その後、ゼレンスキー大統領は4日、プーチン大統領に公開書簡を送り、改めて対面協議を求めた。公開書簡には、プーチン大統領について「(政権)26年が過ぎ、老化の兆しが現れ始めており、年齢を重ねるほど疲労感はさらに強まるだろう」などとする、強い圧力をかける表現も盛り込まれていた。これに対し、プーチン大統領は書簡を「無礼」だと批判し、首脳会談は無意味だとして提案を拒んでいる。
ウクライナの高官の一人は、アブラモヴィッチ氏が先に伝えたメッセージにも公開書簡と似た内容が含まれていたものの、語調はより穏やかだったと明かした。
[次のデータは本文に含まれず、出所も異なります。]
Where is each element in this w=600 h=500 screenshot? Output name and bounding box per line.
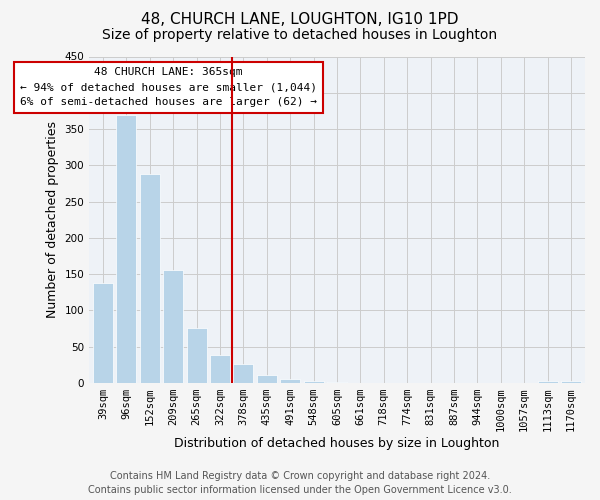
Bar — [280, 379, 300, 383]
X-axis label: Distribution of detached houses by size in Loughton: Distribution of detached houses by size … — [174, 437, 500, 450]
Bar — [116, 114, 136, 383]
Bar — [163, 270, 183, 383]
Y-axis label: Number of detached properties: Number of detached properties — [46, 121, 59, 318]
Text: 48, CHURCH LANE, LOUGHTON, IG10 1PD: 48, CHURCH LANE, LOUGHTON, IG10 1PD — [141, 12, 459, 28]
Bar — [93, 283, 113, 383]
Text: Contains HM Land Registry data © Crown copyright and database right 2024.
Contai: Contains HM Land Registry data © Crown c… — [88, 471, 512, 495]
Bar — [327, 382, 347, 383]
Bar — [561, 382, 581, 383]
Bar — [210, 354, 230, 383]
Bar — [233, 364, 253, 383]
Text: 48 CHURCH LANE: 365sqm
← 94% of detached houses are smaller (1,044)
6% of semi-d: 48 CHURCH LANE: 365sqm ← 94% of detached… — [20, 68, 317, 107]
Text: Size of property relative to detached houses in Loughton: Size of property relative to detached ho… — [103, 28, 497, 42]
Bar — [304, 382, 323, 383]
Bar — [140, 174, 160, 383]
Bar — [538, 382, 557, 383]
Bar — [257, 375, 277, 383]
Bar — [187, 328, 206, 383]
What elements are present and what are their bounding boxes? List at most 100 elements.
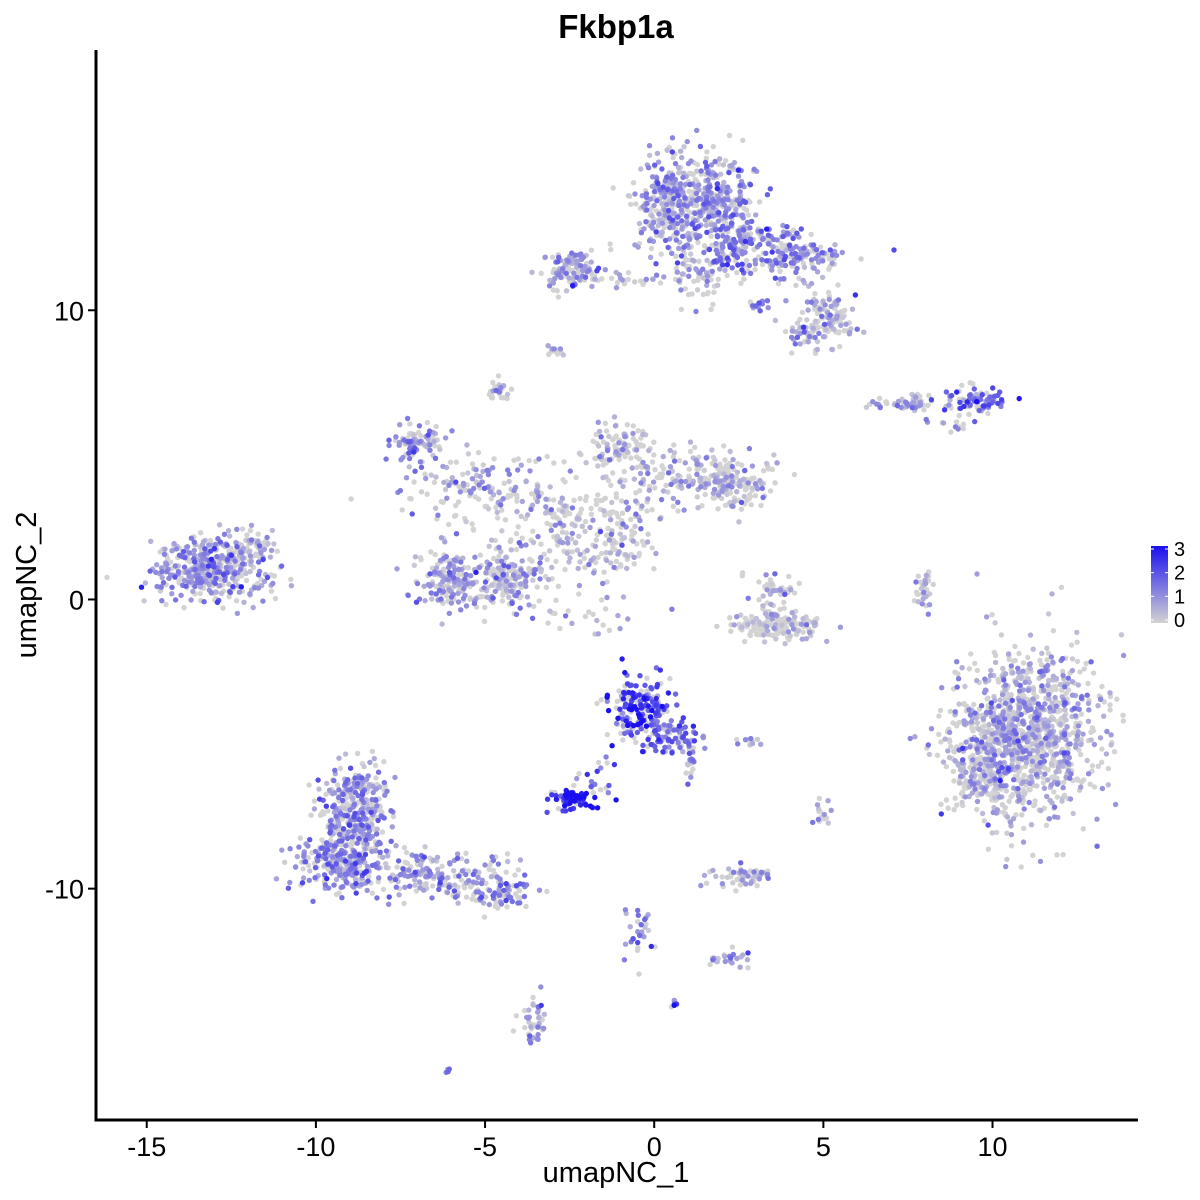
cell-point bbox=[904, 400, 910, 406]
cell-point bbox=[680, 261, 686, 267]
cell-point bbox=[593, 537, 599, 543]
cell-point bbox=[632, 242, 638, 248]
cell-point bbox=[1060, 763, 1066, 769]
cell-point bbox=[1085, 771, 1092, 777]
cell-point bbox=[1058, 584, 1065, 591]
cell-point bbox=[433, 474, 439, 480]
cell-point bbox=[959, 382, 965, 388]
cell-point bbox=[608, 560, 614, 566]
cell-point bbox=[817, 306, 823, 312]
cell-point bbox=[342, 806, 348, 812]
cell-point bbox=[777, 606, 783, 613]
cell-point bbox=[488, 496, 494, 502]
cell-point bbox=[1080, 777, 1087, 783]
cell-point bbox=[448, 600, 455, 606]
cell-point bbox=[625, 276, 631, 283]
cell-point bbox=[1066, 732, 1072, 738]
cell-point bbox=[505, 858, 511, 865]
cell-point bbox=[942, 736, 948, 742]
cell-point bbox=[722, 267, 728, 274]
cell-point bbox=[481, 618, 488, 624]
cell-point bbox=[600, 622, 606, 628]
cell-point bbox=[445, 875, 451, 881]
cell-point bbox=[588, 259, 594, 265]
cell-point bbox=[675, 499, 681, 505]
cell-point bbox=[704, 273, 711, 279]
cell-point bbox=[971, 701, 977, 708]
cell-point bbox=[694, 202, 700, 208]
cell-point bbox=[826, 266, 832, 272]
cell-point bbox=[1009, 722, 1015, 728]
cell-point bbox=[617, 531, 623, 537]
cell-point bbox=[1085, 680, 1091, 687]
cell-point bbox=[700, 734, 706, 740]
cell-point bbox=[993, 829, 1000, 836]
cell-point bbox=[476, 482, 482, 488]
cell-point bbox=[595, 419, 601, 425]
cell-point bbox=[646, 447, 652, 454]
cell-point bbox=[1011, 785, 1017, 791]
cell-point bbox=[559, 508, 566, 515]
cell-point bbox=[1090, 670, 1097, 676]
cell-point bbox=[270, 580, 276, 587]
cell-point bbox=[250, 604, 256, 611]
cell-point bbox=[701, 872, 708, 879]
cell-point bbox=[956, 780, 963, 786]
cell-point bbox=[1108, 732, 1114, 738]
cell-point bbox=[663, 482, 669, 489]
cell-point bbox=[743, 257, 750, 264]
cell-point bbox=[769, 267, 775, 273]
cell-point bbox=[321, 811, 327, 817]
cell-point bbox=[589, 271, 595, 278]
cell-point bbox=[595, 554, 601, 561]
cell-point bbox=[181, 577, 188, 584]
cell-point bbox=[946, 402, 952, 408]
cell-point bbox=[688, 770, 694, 776]
cell-point bbox=[411, 562, 417, 568]
cell-point bbox=[404, 860, 410, 866]
cell-point bbox=[598, 697, 604, 703]
cell-point bbox=[424, 491, 430, 497]
cell-point bbox=[679, 226, 685, 232]
cell-point bbox=[704, 149, 710, 155]
cell-point bbox=[770, 588, 776, 594]
cell-point bbox=[703, 222, 709, 229]
cell-point bbox=[569, 530, 575, 537]
cell-point bbox=[820, 258, 826, 264]
cell-point bbox=[977, 761, 983, 767]
cell-point bbox=[523, 903, 529, 910]
cell-point bbox=[1002, 804, 1008, 811]
cell-point bbox=[185, 579, 192, 585]
cell-point bbox=[590, 789, 596, 796]
cell-point bbox=[1091, 784, 1098, 790]
cell-point bbox=[503, 869, 509, 875]
cell-point bbox=[1099, 759, 1105, 765]
cell-point bbox=[985, 763, 991, 769]
cell-point bbox=[1038, 662, 1045, 668]
cell-point bbox=[576, 591, 582, 597]
cell-point bbox=[678, 287, 684, 293]
cell-point bbox=[673, 253, 679, 259]
cell-point bbox=[917, 402, 924, 408]
cell-point bbox=[444, 889, 451, 896]
cell-point bbox=[960, 426, 966, 432]
cell-point bbox=[1097, 696, 1104, 703]
cell-point bbox=[191, 547, 197, 554]
cell-point bbox=[605, 525, 611, 532]
cell-point bbox=[1050, 673, 1057, 679]
cell-point bbox=[884, 400, 890, 407]
cell-point bbox=[306, 782, 312, 788]
cell-point bbox=[563, 288, 570, 294]
cell-point bbox=[722, 958, 728, 965]
cell-point bbox=[734, 614, 740, 620]
cell-point bbox=[734, 269, 740, 276]
cell-point bbox=[562, 479, 568, 485]
cell-point bbox=[162, 546, 168, 552]
cell-point bbox=[538, 554, 544, 561]
cell-point bbox=[616, 440, 622, 446]
cell-point bbox=[574, 775, 580, 782]
cell-point bbox=[1095, 763, 1102, 769]
cell-point bbox=[268, 547, 275, 554]
cell-point bbox=[1085, 718, 1092, 724]
cell-point bbox=[695, 277, 701, 283]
ウクライナは前線で抗戦を続ける一方、昨年から首脳会談などを提案し、停戦への糸口を探ってきた。
ただ、アブラモヴィッチ氏側は、ウクライナ戦争が両首脳による直接交渉だけで終結するのは難しいと見ている。アブラモヴィッチ氏の側近はFTに対し、「ゼレンスキー大統領は、首脳同士が会えば『カリスマの魔法』によってすべての問題を解決できると考えている」と指摘した上で、「これはプーチン大統領がまったく好まないやり方であり、米国のドナルド・トランプ大統領にも通用しない」と述べた。
プーチン大統領は4日、ロシアは協議に開かれているとしながらも、対話は「双方の外務省や情報機関のレベルで」進められるべきだと発言していた。交渉の初期段階から両首脳が直接会談する方式は、選択肢から外されたものとみられる。
アブラモヴィッチ氏は、イングランド・プレミアリーグのチェルシーFC元オーナーとして知られる億万長者だ。エネルギーや鉄鋼事業で富を築き、プーチン大統領の側近とされてきた。ただ、ウクライナ戦争の勃発後、英国政界からの圧力を受けてチェルシーFCを売却し、西側諸国に保有していた資産を凍結されるなど、戦争によって大きな損失を被った。
その後、2022年末には、黒海経由でのウクライナ産穀物輸出を保証する交渉や、捕虜交換をめぐる対話の仲介に関わっているとされる。ウクライナの高官の一人はFTに対し、「彼はウクライナ人が信頼できる唯一のロシア人であるため、必要な存在だ。誰とでもうまくやっていける」と語った。